Faith well recompensed. In New Orleans we can down a bagful of hot beignets without censure. We can glad-hand the muffuletta, in all it's olive-heavy heartiness. We can admire crawfish, po' boy, and remoulade, at once.
We can engage in the seemingly counterintuitive pleasure — like strolling the cemetery — or lounge appreciatively alongside the street-corner quartet.
We've heard that many a visitor lurches, drink in hand, from one bourbon-doused redoubt to another. We employ an alternative strategy: skimming from one briny oyster dive to the next.
On break one afternoon, anticipating a stack of sticky ribs, we are met with an unexpected round of oysters. It appears, in all its hot, smoky, spicy, buttery perfection, as if from thin air. Which makes sense, below sea level.
Prep: 30 minutes
Cook: 7 minutes
Makes: 2 dozen
¼ cup unsalted butter, softened
1 small clove garlic, finely chopped with a pinch of salt
1/8 teaspoon ground cayenne pepper
2 dozen fresh live oysters
Rock salt* or coarse salt
Mash together butter, garlic and cayenne.

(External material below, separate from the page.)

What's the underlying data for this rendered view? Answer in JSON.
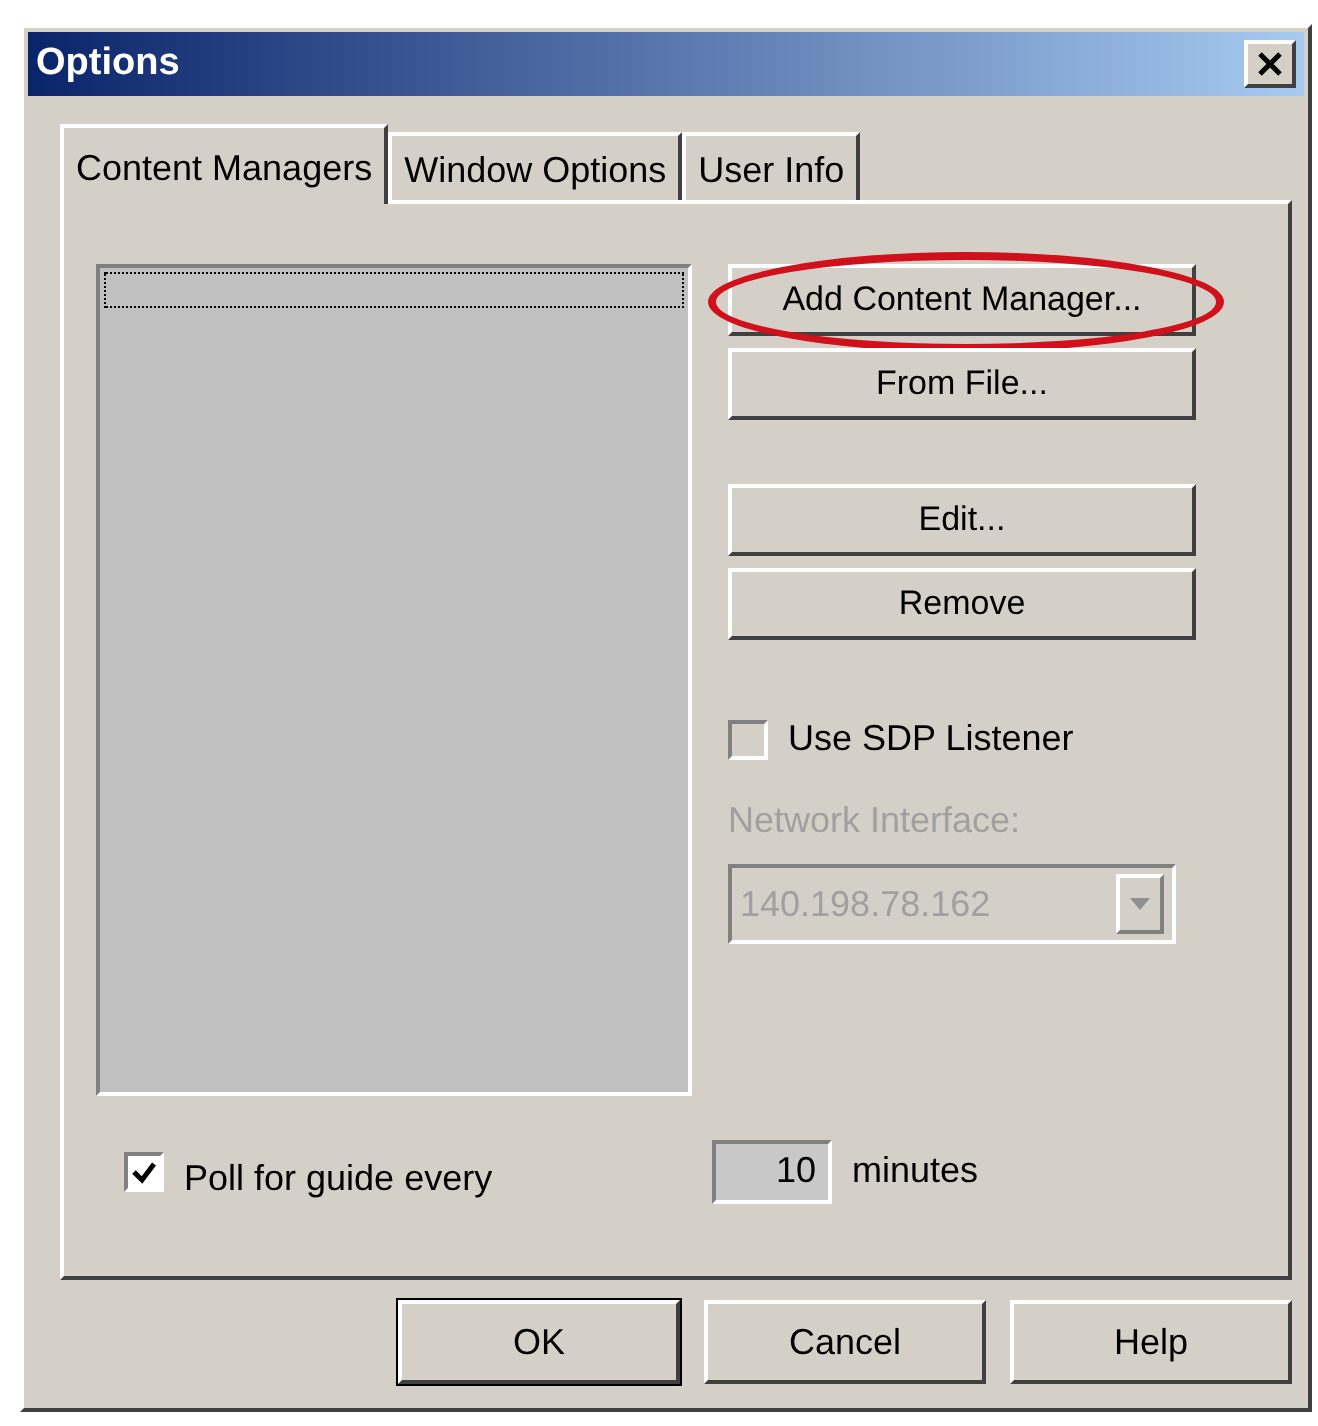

Scrub oysters under cold water. Discard any that are cracked or open. Set aside.
Pour salt about 1 inch deep into a cast-iron skillet, forming a bed to steady the shells. Set skillet in a cold oven and heat to 450 degrees. Leave in oven another 15 minutes or so until good and hot.
Nestle a few oysters, rounded shell down, into the hot salt. Slide into oven. In about 5 minutes the shells will pop open (just a little). Pull pan out. Pry open oysters, taking care not to spill the flavorful "liqueur." Slide an oyster knife or paring knife under each oyster, loosening it. Leave oyster in its rounded shell; discard flat shell. Spoon 1/2 teaspoon garlic butter onto each oyster.
Slide pan back into oven and roast oysters until the edges curl and butter and liqueur meld into a sweet and briny sauce, about 1 minute. Slide out. Let cool 1 minute. Slurp while hot. Repeat.
This recipe can be prepared fireside. Build a fire, let it burn down to embers. Follow directions above, setting skillet on a rack over embers. Very romantic, that.
Inspired by Cochon restaurant, New Orleans.
*Rock salt, also called halite, is used to cool the old-fashioned ice-cream churn and melt snow. Makes a good oyster bed (also nice for oyster presentation), but usually contains impurities that make for poor eating. Buy it at the grocery or hardware store in a big bag.